Struct oxidebpf::Program

pub struct Program<'a> { /* private fields */ }

The description of an individual eBPF program. Note: This is not the same as the eBPF program itself, the actual binary is loaded from a ProgramBlueprint.

Implementations

impl<'a> Program<'a>

pub fn new(name: &'a str, attach_points: &[&str]) -> Program<'a>

Create a new program specification.

You must provide the program type, the name of the program section in your blueprint’s object file (see ‘ProgramBlueprint’) and a vector of attachment points.

Note

If your blueprint contains duplicate names or if you provide multiple Programs with the same specified blueprint program, the loader will attempt to pairwise load all combinations. For example, if you have two programs kprobe/program and kretprobe/program and give the ProgramVersion two Program objects, both with program program, then the loader will attempt to load and attach each probe twice. To avoid this, give the programs in your ELF binary unique names.

Example

use oxidebpf::{Program, ProgramType};

Program::new(
    "sys_ptrace_write",
    &["do_mount"],
).optional(false).syscall(true);

pub fn pid(self, pid: pid_t) -> Self

Specify a pid to attach to, if this program should trace a specific pid.

The pid is mainly used for uprobes.

pub fn optional(self, optional: bool) -> Self

Specify whether or not the program is optional to load.

If the Program is optional then any encapsulating ProgramVersion will ignore any errors when attempting to load or attach it.

pub fn syscall(self, syscall: bool) -> Self

Specify whether or not the program is tracing a syscall.

The syscall setting is used to automatically discover syscall wrappers for the system we are running on. For example, if we want to trace sys_ptrace we may want to trace __x64_sys_ptrace instead. By setting syscall(true), oxidebpf will attempt to discover and fix this for you, and you can simply pass sys_ptrace as the attachment point.

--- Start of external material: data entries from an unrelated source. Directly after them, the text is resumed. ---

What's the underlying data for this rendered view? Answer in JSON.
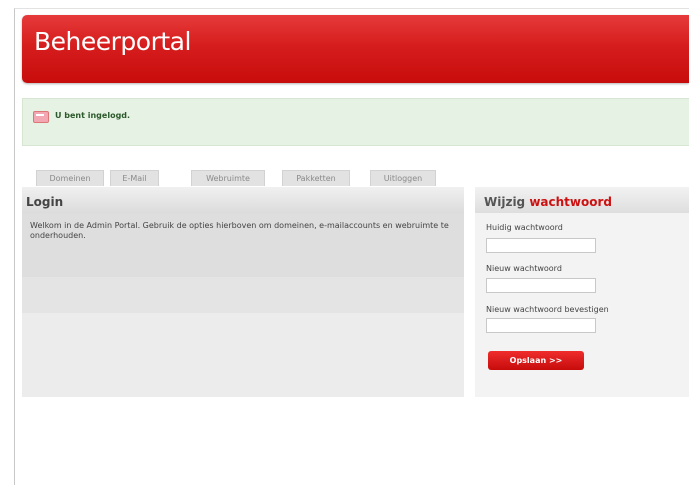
{
  "header": {
    "title": "Beheerportal"
  },
  "notice": {
    "text": "U bent ingelogd."
  },
  "tabs": [
    {
      "label": "Domeinen"
    },
    {
      "label": "E-Mail"
    },
    {
      "label": "Webruimte"
    },
    {
      "label": "Pakketten"
    },
    {
      "label": "Uitloggen"
    }
  ],
  "login_panel": {
    "title": "Login",
    "text": "Welkom in de Admin Portal. Gebruik de opties hierboven om domeinen, e-mailaccounts en webruimte te onderhouden."
  },
  "password_panel": {
    "title_prefix": "Wijzig ",
    "title_accent": "wachtwoord",
    "current_label": "Huidig wachtwoord",
    "current_value": "",
    "new_label": "Nieuw wachtwoord",
    "new_value": "",
    "confirm_label": "Nieuw wachtwoord bevestigen",
    "confirm_value": "",
    "save_button": "Opslaan >>"
  },
  "colors": {
    "brand_red": "#d61d1d",
    "accent_red": "#cc1111",
    "notice_bg": "#e6f2e3"
  },
  "icons": {
    "notice_icon": "message-icon"
  }
}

pub fn tail_call_map_index(self, map_name: &str, tail_call_index: u32) -> Self

Specify that the program should be loaded into the given tail call map at the given index.

The tail_call_index argument is used to know which indices to insert programs at in the program’s tail call map. The map that it is inserted into is the map with the given map_name. If no map exists with map_name, a runtime OxidebpfError::MapNotFound error will be thrown.

Example

If another one of your programs will tail call into this program and expects it to exist at index 5, you should call this function with 5 as the argument.

use oxidebpf::Program;

let program = Program::new(
    "my_program", &["do_mount"]
).tail_call_map_index("my_map", 5);

pub fn program_type(self, kind: ProgramType) -> Self

Optionally specify what type of program this is.

If the type specified matches what is read from the ELF file, this has no effect. If the type specified is a different, but compatible, type (e.g., kprobe and kretprobe) then the type will be “switched” and the program will be loaded as the specified type. If the types are incompatible (e.g., kprobe vs uprobe), an attempt will be made to load the program as directed, but you will likely receive an error on loading or attaching.

Example

This will tell the loader to attempt to load this program as a kretprobe, despite whatever it exists as in the ELF file.

use oxidebpf::{Program, ProgramType};

let program = Program::new(
   "my_program", &["do_mount"]
).program_type(ProgramType::Kretprobe);

Trait Implementations

impl<'a> Clone for Program<'a>

fn clone(&self) -> Program<'a>

Returns a copy of the value.

fn clone_from(&mut self, source: &Self)

Performs copy-assignment from source.

impl<'a> Default for Program<'a>

fn default() -> Program<'a>

Returns the “default value” for a type.